Because we don’t get a lot of rain or groundwater (and even if we did, it won’t make its way naturally into your greenhouse) you’ll probably need to water your plants frequently, especially during summertime. In hot weather, larger cannabis plants can use up to 10 gallons of water per day. During the hot summer months in Sacramento, we recommend digging down to place clay soil or rocks below the planting holes to slow drainage. Or, you could plant in shallow depressions that act to funnel runoff toward your plants. Another good way to improve water retention is to add water-absorbing polymer crystals to your soil.
We recommend filtering the water that you use to water your plants, as Sacramento’s water can sometimes contain high levels of dissolved minerals that may build up in your soil. This may affect the pH level, or even have high levels of chlorine which can damage and even kill soil life.
But on the other side of the coin, be careful of overwatering. A general rule of thumb is to water deeply, and then wait until the top inch of soil is dry before watering again.
6. Going with a container garden? Here’s what you need to know for Sacramento.

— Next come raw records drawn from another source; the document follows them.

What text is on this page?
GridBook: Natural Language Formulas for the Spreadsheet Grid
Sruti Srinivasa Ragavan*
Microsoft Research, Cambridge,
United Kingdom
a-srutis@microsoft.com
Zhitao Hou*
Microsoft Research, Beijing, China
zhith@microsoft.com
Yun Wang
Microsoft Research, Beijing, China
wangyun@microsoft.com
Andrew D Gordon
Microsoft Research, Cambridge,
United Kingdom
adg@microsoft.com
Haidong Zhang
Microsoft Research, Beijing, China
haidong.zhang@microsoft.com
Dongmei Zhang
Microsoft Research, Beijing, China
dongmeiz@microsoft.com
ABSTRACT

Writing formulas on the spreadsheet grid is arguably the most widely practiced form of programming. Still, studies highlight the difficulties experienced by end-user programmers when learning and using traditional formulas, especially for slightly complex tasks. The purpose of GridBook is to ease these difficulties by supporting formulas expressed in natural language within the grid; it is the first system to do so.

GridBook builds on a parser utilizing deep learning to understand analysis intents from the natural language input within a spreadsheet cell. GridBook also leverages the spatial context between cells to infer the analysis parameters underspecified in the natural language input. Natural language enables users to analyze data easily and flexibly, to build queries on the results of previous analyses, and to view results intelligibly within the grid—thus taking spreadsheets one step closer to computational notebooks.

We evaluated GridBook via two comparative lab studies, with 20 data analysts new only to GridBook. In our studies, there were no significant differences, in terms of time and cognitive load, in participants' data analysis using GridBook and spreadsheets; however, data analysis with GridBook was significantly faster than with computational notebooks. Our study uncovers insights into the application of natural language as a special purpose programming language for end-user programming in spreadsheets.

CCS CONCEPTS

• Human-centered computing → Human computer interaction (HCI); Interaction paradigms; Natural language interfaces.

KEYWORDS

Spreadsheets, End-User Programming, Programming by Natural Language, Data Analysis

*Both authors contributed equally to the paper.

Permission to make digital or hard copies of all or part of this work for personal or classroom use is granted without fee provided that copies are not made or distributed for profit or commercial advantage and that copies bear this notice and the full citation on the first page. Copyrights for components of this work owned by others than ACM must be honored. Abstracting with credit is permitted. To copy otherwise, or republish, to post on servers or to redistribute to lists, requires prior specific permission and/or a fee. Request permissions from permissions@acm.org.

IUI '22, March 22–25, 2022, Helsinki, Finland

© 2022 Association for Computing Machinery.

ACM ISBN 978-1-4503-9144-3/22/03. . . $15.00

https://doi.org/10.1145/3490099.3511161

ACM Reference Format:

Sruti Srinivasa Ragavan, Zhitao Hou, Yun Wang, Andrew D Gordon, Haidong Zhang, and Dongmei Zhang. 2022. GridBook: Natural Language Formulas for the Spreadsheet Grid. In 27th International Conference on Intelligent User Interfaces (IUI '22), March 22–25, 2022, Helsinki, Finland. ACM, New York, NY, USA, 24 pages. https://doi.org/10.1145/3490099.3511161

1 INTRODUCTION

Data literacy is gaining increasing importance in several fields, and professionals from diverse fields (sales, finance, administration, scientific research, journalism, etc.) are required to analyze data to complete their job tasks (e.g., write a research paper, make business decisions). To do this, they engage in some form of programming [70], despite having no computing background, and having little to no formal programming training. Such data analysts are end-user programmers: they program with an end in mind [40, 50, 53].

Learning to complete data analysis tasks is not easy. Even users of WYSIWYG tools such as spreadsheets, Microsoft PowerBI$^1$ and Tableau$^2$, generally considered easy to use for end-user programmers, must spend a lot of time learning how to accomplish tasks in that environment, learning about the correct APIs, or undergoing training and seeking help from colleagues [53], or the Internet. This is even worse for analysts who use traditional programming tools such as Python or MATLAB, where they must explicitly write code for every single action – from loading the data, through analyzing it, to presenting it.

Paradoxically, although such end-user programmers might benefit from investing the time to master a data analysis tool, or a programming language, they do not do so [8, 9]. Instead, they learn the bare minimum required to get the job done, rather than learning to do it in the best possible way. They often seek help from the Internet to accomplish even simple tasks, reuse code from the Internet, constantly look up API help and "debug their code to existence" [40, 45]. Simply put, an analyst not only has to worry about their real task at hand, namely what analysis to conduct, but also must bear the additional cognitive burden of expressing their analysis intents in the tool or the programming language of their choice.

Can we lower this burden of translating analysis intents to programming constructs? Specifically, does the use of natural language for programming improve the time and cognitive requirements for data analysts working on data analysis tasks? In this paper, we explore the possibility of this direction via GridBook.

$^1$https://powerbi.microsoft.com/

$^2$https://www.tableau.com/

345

If you don’t have ideal soil conditions, or if you want to be able to move your plants around in your greenhouse when it gets too hot in the Sacramento heat, a container garden might be the way to go. It’s typically easier, physically, to take on a container grow as it doesn’t require as much physical exertion (digging holes, amending the soil, etc) as planting straight into the ground. It also takes most of the guesswork out of fertilizing your plants, because regular cannabis nutrients designed for indoor grows will work just fine. But, there are some drawbacks. Your plants will probably be a little smaller due to the restricted root size. A general rule of thumb is that, typically, the size of your container will determine the size of your plant. If you want smaller plants, 5-gallon containers are perfect for you. However, if you want heartier plants, 10-gallon containers or larger is recommended.
Because of the Sacramento heat, you need to be aware of overheating the roots of your plants, especially in containers. Containers with soil can easily reach 90°F or more on a hot day, so you need to be prepared by shading your containers from direct sunlight. Container gardens also require much more water than garden planted in the ground. We recommend watering deeply in the morning so that they have a sufficient supply throughout the day. Check on them again in afternoon to make sure they have enough water and that your plants aren’t overheating.
7. Protecting your cannabis plants from Sacramento’s environmental threats.
Some of the most common environmental threats to cannabis plants are temperature changes, pests, rain, and wind. Since we don’t get too much rain or wind in Sacramento, let’s focus on the first two: temperature changes and pests.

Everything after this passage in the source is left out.